I think the best place to start is to draw up a statement of what your long term, intermediate and short term goals are, and what you risk tolerance is. Once you have that down on paper, you can construct a sensible portfolio.

So, what are your goals, including timeline?

Hmm...

Short term:
Get married next year (2008 )
Purchase larger home (2010'ish, depending on market conditions)

Intermediate term:
Invest in additional income properties in US or other countries
Continue to invest in retirement fund

Long term:
Have sufficient passive income from investment property for ER
Have at least $1 million in tax-deferred retirement fund (currently at $284k'ish) for old-age
 
Let's say... hypothetically, you had $200k on hand, and you put $100k in Vanguard Global Equity, and the other $100k in Vanguard Prime Money Market.

How would you adjust your allocation today, if you think you might pull some $ out in ~3 years to purchase additional property?

Though it might be tempting to invest the money, if you are going to be using the money in ~3 yrs I suggest you leave the money in MoneyMKt account. In the short term the market could do anything and you don't want to be in a situation where you are forced to sell a Fund at the bottom.

-h
 
I've held foreign currency accounts at Everbank for about 5 years.

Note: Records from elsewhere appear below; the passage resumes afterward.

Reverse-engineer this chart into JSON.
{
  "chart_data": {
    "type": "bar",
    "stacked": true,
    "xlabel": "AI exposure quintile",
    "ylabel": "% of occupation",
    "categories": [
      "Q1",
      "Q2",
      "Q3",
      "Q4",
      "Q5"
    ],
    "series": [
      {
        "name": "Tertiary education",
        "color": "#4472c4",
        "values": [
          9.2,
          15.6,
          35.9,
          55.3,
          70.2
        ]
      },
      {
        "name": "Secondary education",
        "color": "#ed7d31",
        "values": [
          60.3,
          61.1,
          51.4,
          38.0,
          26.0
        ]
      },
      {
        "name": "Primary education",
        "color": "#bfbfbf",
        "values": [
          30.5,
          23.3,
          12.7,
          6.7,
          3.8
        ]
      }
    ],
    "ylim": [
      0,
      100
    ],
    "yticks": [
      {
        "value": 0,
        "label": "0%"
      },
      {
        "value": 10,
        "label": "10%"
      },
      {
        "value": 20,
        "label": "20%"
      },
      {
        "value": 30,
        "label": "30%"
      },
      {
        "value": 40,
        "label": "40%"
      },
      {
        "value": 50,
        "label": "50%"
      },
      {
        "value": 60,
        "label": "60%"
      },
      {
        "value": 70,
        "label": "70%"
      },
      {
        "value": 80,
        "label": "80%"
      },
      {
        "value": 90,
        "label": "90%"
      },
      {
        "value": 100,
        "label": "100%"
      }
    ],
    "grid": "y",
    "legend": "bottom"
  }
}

I had just returned from living in France and was looking for a US-based bank that would take my Euro account. At the time I was doing my research (2002) Everbank was the best option I could find for a retail account holder. Besides transferring my Euros, I opened a Yen account.

I still have both those accounts but I haven't done any research as of late to see if there are better options available for holding foreign currency in the US. There are certainly easier options - CurrencyShares ETFs for example - you can buy FX like its a stock. The downside to those is you miss the chance to earn interest like you can at Everbank (on most currencies at least).

Having said all of that, I have since come to the opinion that there are better options for dollar bulls such as myself - namely non-USD denominated assets. Thus I've not put any new money in my Everbank accounts in years.